J’ajouterai en terminant, honorables sénateurs, que c’est mon dernier discours dans cette merveilleuse enceinte. J’ai demandé qu’on ne me rende pas hommage. De mon côté, je ne prendrai pas la parole après le débat d’aujourd’hui. Cet endroit et les amis que je m’y suis faits vont me manquer. Je n’oublierai jamais les expériences vécues entre ces murs et le sentiment que les travaux qui sont exécutés ici changent les choses. Je quitte le Sénat avec la certitude que, plus que jamais, il joue un rôle dans la gouvernance du Canada. Le Sénat rend notre pays meilleur en élaborant, en examinant et en amendant des projets de loi. C’est la Chambre de second examen objectif et elle le demeurera. Bonne chance à vous tous. Merci.

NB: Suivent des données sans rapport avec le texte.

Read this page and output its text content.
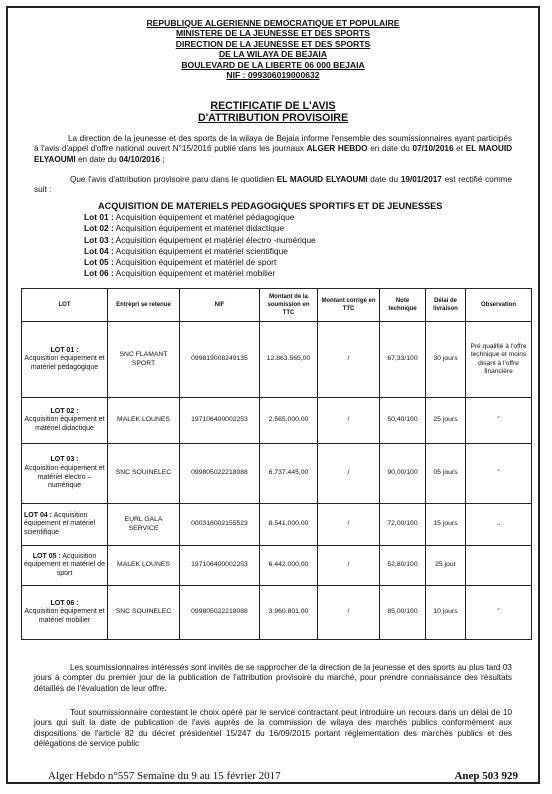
REPUBLIQUE ALGERIENNE DEMOCRATIQUE ET POPULAIRE
MINISTERE DE LA JEUNESSE ET DES SPORTS
DIRECTION DE LA JEUNESSE ET DES SPORTS
DE LA WILAYA DE BEJAIA
BOULEVARD DE LA LIBERTE 06 000 BEJAIA
NIF : 099306019000632
RECTIFICATIF DE L'AVIS
D'ATTRIBUTION PROVISOIRE
La direction de la jeunesse et des sports de la wilaya de Bejaia informe l'ensemble des soumissionnaires ayant participés à l'avis d'appel d'offre national ouvert N°15/2016 publié dans les journaux ALGER HEBDO en date du 07/10/2016 et EL MAOUID ELYAOUMI en date du 04/10/2016 ;
Que l'avis d'attribution provisoire paru dans le quotidien EL MAOUID ELYAOUMI date du 19/01/2017 est rectifié comme suit :
ACQUISITION DE MATERIELS PEDAGOGIQUES SPORTIFS ET DE JEUNESSES
Lot 01 : Acquisition équipement et matériel pédagogique
Lot 02 : Acquisition équipement et matériel didactique
Lot 03 : Acquisition équipement et matériel électro -numérique
Lot 04 : Acquisition équipement et matériel scientifique
Lot 05 : Acquisition équipement et matériel de sport
Lot 06 : Acquisition équipement et matériel mobilier
LOT	Entrepri se retenue	NIF	Montant de la soumission en TTC	Montant corrigé en TTC	Note technique	Délai de livraison	Observation
LOT 01 :
Acquisition équipement et matériel pédagogique	SNC FLAMANT SPORT	099819008249135	12.863.565,00	/	67,33/100	30 jours	Pré qualifié à l'offre technique et moins disant à l'offre financière
LOT 02 :
Acquisition équipement et matériel didactique	MALEK LOUNES	197106400002253	2.565.000,00	/	50,40/100	25 jours	"
LOT 03 :
Acquisition équipement et matériel électro – numérique	SNC SOUINELEC	099805022218088	6.737.445,00	/	90,00/100	05 jours	"
LOT 04 : Acquisition équipement et matériel scientifique	EURL GALA SERVICE	000316002155523	8.541.000,00	/	72,00/100	15 jours	..
LOT 05 : Acquisition équipement et matériel de sport	MALEK LOUNES	197106400002253	6.442.000,00	/	52,80/100	25 jour	
LOT 06 :
Acquisition équipement et matériel mobilier	SNC SOUINELEC	099805022218088	3.960.801,00	/	85,00/100	10 jours	"
Les soumissionnaires intéressés sont invités de se rapprocher de la direction de la jeunesse et des sports au plus tard 03 jours à compter du premier jour de la publication de l'attribution provisoire du marché, pour prendre connaissance des résultats détaillés de l'évaluation de leur offre.
Tout soumissionnaire contestant le choix opéré par le service contractant peut introduire un recours dans un délai de 10 jours qui suit la date de publication de l'avis auprès de la commission de wilaya des marchés publics conformément aux dispositions de l'article 82 du décret présidentiel 15/247 du 16/09/2015 portant réglementation des marchés publics et des délégations de service public
Alger Hebdo n°557 Semaine du 9 au 15 février 2017	Anep 503 929
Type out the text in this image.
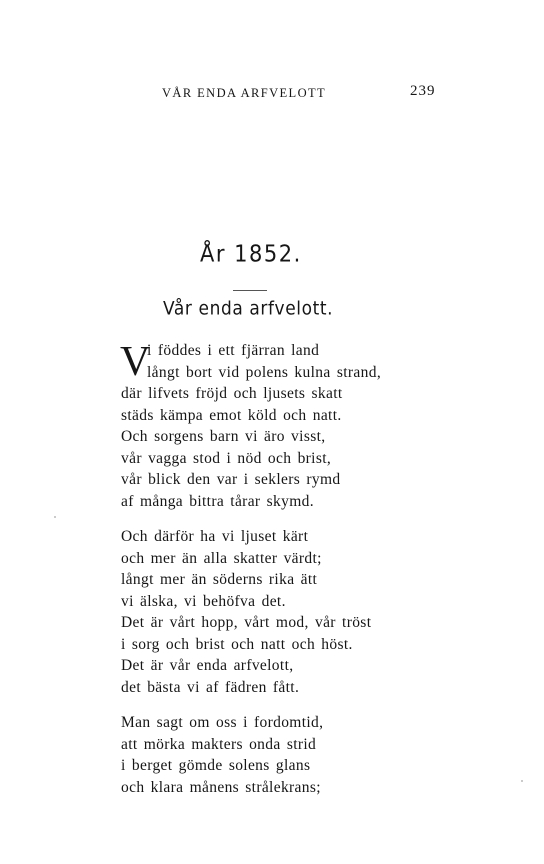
VÅR ENDA ARFVELOTT	239
År 1852.
Vår enda arfvelott.
V
i föddes i ett fjärran land
långt bort vid polens kulna strand,
där lifvets fröjd och ljusets skatt
städs kämpa emot köld och natt.
Och sorgens barn vi äro visst,
vår vagga stod i nöd och brist,
vår blick den var i seklers rymd
af många bittra tårar skymd.
Och därför ha vi ljuset kärt
och mer än alla skatter värdt;
långt mer än söderns rika ätt
vi älska, vi behöfva det.
Det är vårt hopp, vårt mod, vår tröst
i sorg och brist och natt och höst.
Det är vår enda arfvelott,
det bästa vi af fädren fått.
Man sagt om oss i fordomtid,
att mörka makters onda strid
i berget gömde solens glans
och klara månens strålekrans;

Sénateur Campbell, accepteriez-vous de répondre à une question?
Certainement.
Je voudrais bien avoir plus de temps. Je sais que vous ne voulez pas qu’on vous rende hommage, sénateur Campbell, mais vous venez d’établir exactement pourquoi votre présence a été d’une importance cruciale au Sénat.
Merci pour les nombreuses années de travail que vous avez investi dans cette question. Merci d’avoir inspiré l’émission Coroner Da Vinci, qui l’a fait comprendre à beaucoup de personnes qui, autrement, n’en auraient pas entendu parler. Enfin, merci pour tout le travail que je sais que vous allez continuer à accomplir. Je pense que mon temps de parole est écoulé, alors je veux juste demander : pourquoi est-ce votre dernier discours?
Voilà un exemple classique d’âgisme.